Always use the Encode module, and also see the question Checklist for going the Unicode way with Perl. unpack is too low-level, it does not even give you error-checking.
You are going wrong with the assumption that the octects E8 AB 86 0A are the result of UTF-8 double-encoding the characters 諆 and newline. This is the representation of a single UTF-8 encoding of these characters. Perhaps the whole confusion on your side stems from that mistake.

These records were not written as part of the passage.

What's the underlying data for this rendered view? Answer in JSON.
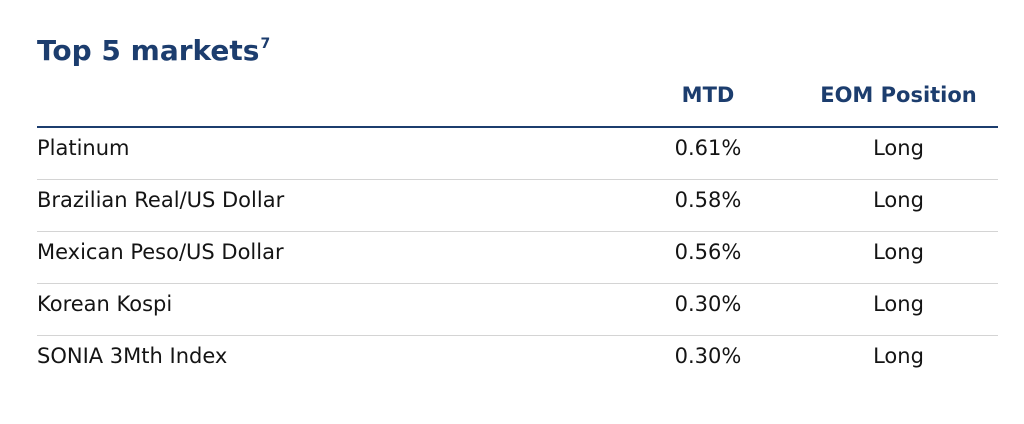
{
  "title": "Top 5 markets",
  "title_note": "7",
  "table": {
    "header": [
      "",
      "MTD",
      "EOM Position"
    ],
    "rows": [
      [
        "Platinum",
        "0.61%",
        "Long"
      ],
      [
        "Brazilian Real/US Dollar",
        "0.58%",
        "Long"
      ],
      [
        "Mexican Peso/US Dollar",
        "0.56%",
        "Long"
      ],
      [
        "Korean Kospi",
        "0.30%",
        "Long"
      ],
      [
        "SONIA 3Mth Index",
        "0.30%",
        "Long"
      ]
    ]
  }
}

length is unappropriately overloaded, at certain times it determines the length in characters, or the length in octets. Use better tools such as Devel::Peek.
#!/usr/bin/env perl
use strict;
use warnings FATAL => 'all';
use Devel::Peek qw(Dump);
use Encode qw(decode);
my $test = "\x{00e8}\x{00ab}\x{0086}\x{000a}";
# or read the octets without implicit decoding from a file, does not matter
Dump $test;
# FLAGS = (PADMY,POK,pPOK)
# PV = 0x8d8520 "\350\253\206\n"\0
$test = decode('UTF-8', $test, Encode::FB_CROAK);
Dump $test;
# FLAGS = (PADMY,POK,pPOK,UTF8)
# PV = 0xc02850 "\350\253\206\n"\0 [UTF8 "\x{8ac6}\n"]
Turns out this was a bug: https://rt.perl.org/rt3//Public/Bug/Display.html?id=80190.